Один за другим входили испытуемые. Мы с Риссеном по очереди делали уколы, секретарь министра вел протокол. Для большей наглядности нам время от времени подсовывали невинных людей. Я хочу сказать «невинных» лишь в том смысле, что они не преступали закона, ибо в другом, более общем значении, это слово, к явному удовольствию Туарега, отнюдь нельзя было применить ни к одному из них. После того как за весьма короткий срок мы таким образом допросили шестерых, министр полиции поднялся и сказал, что вполне удовлетворен. Он добавил, что отныне наш метод должен заменить все другие способы расследования преступлений по всей Мировой Империи. Нас он собирался оставить в столице еще на два—три дня, с тем чтобы мы могли подготовить себе на смену нескольких специалистов; по возвращении домой нам предписывалось в широких масштабах наладить производство каллокаина и одновременно обучить этому делу других. Туарег ушел в прекрасном расположении духа, а к нам в лабораторию вскоре явилось примерно два десятка человек, которых мы должны были инструктировать.
Перед дверью лаборатории выстроилась длинная очередь испытуемых. Все это были преступники, привезенные сюда прямо из мест предварительного заключения.
На следующий день меня вызвал к себе Каррек. Он велел временно передать всю работу Риссену, а мне вручил целую пачку разных пропусков, удостоверений и рекомендации для Департамента пропаганды.
Я совсем забыл рассказать, что все-таки написал ходатайство о проведении пропагандистской кампании в связи с новым набором в Службу жертв-добровольцев. Я носил его в разные учреждения в нашем Городе Химиков и за несколько дней собрал массу подписей. Теперь это ходатайство было у меня с собой — я хотел лично пред ставить его в Департамент пропаганды. На всякий случай я сообщил об этом Карреку, и он дал мне много полезных советов. Моих рекомендаций должно было хватить и для Третьей канцелярии, ведавшей подобными кампаниями. Итак, вскоре я уже выходил из подземки у массивных подземных ворот Департамента пропаганды.

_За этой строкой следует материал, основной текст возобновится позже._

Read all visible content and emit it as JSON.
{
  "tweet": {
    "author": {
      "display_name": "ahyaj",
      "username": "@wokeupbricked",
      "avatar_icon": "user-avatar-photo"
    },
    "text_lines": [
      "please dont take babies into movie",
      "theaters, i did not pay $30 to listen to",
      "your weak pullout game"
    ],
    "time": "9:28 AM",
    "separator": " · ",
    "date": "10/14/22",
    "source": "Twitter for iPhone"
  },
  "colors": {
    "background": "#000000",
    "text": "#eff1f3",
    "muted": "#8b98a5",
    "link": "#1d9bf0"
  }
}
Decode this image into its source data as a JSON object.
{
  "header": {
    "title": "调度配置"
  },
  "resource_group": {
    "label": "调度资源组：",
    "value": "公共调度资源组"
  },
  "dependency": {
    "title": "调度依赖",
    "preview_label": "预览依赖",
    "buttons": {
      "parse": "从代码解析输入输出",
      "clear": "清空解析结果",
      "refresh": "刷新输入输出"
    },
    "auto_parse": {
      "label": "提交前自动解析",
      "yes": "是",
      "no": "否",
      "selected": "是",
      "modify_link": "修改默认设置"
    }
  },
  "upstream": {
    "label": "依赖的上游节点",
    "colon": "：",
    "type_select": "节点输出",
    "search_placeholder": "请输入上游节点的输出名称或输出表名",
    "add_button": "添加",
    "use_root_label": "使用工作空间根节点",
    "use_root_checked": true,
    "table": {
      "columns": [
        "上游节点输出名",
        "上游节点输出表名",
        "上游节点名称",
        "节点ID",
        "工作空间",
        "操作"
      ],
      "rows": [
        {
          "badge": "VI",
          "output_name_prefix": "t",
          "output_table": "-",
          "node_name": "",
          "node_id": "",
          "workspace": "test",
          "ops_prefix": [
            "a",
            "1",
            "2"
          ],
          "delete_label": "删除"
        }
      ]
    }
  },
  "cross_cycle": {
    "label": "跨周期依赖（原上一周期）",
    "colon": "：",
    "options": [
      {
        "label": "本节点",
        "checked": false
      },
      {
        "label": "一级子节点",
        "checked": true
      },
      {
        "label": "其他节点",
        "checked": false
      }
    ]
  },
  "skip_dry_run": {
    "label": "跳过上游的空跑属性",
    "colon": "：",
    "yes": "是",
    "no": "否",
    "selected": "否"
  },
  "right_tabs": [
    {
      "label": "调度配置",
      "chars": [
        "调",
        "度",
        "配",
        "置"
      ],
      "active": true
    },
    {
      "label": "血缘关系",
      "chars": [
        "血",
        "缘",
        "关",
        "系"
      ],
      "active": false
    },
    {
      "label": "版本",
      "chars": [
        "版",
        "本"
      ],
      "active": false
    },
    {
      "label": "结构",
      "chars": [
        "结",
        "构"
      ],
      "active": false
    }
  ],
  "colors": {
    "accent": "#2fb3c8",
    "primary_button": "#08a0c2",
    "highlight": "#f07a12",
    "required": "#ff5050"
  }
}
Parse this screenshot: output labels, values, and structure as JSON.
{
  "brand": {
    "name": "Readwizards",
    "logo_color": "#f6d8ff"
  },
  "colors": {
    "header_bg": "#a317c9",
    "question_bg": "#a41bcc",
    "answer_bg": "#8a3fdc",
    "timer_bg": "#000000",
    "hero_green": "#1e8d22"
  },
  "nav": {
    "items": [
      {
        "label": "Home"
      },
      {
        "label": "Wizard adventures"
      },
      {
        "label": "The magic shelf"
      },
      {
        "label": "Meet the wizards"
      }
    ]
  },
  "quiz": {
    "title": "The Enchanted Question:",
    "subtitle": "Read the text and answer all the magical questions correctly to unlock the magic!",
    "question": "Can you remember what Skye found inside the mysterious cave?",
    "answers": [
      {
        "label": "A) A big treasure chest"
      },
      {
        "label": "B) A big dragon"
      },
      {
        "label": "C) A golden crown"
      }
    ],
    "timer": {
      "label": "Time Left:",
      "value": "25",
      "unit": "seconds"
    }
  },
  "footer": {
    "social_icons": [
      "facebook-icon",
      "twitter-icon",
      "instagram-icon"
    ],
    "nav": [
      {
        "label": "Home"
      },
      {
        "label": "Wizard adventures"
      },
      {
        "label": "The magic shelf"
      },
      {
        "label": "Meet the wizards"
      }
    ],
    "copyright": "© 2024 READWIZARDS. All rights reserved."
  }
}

Нужно сказать, что еще с утра я чувствовал недомогание, и полицейский врач напичкал меня всяческими лекарствами. Видимо, от этого мне было не по себе, и я в страшном возбуждении ждал разговора с руководительницей Седьмой канцелярии Лаврис. В сущности, я пришел сюда не по собственной инициативе, а по поручению Каррека, ибо это он — непонятно почему — был особенно заинтересован в проведении нового закона. Но в своем экзальтированном состоянии я испытывал странное ощущение — словно бы я оказался здесь не по приказу Каррека и не по собственному желанию, а подчиняясь какой-то неодолимой силе, которая управляла ростом и развитием нашей великой Империи, приближая ее к окончательному совершенству. И мне, ничтожной частице могучего целого, к тому же порядком отравленной всякими порошками и каплями, предстояло начать оздоровительную работу, которая должна очистить организм Империи от вредных примесей и ядов, занесенных преступными помыслами. Когда меня после бесконечных формальностей, личного обыска и долгого ожидания пригласили, наконец, в приемную Лаврис, у меня было такое чувство, будто я иду навстречу собственному очищению и вернусь успокоенный и полностью освобожденный от той наносной мути, которая была мне так противна, но все-таки нет-нет да и оседала где-то в темных углах моего сознания и которая раз и навсегда была теперь связана для меня с именем Риссена.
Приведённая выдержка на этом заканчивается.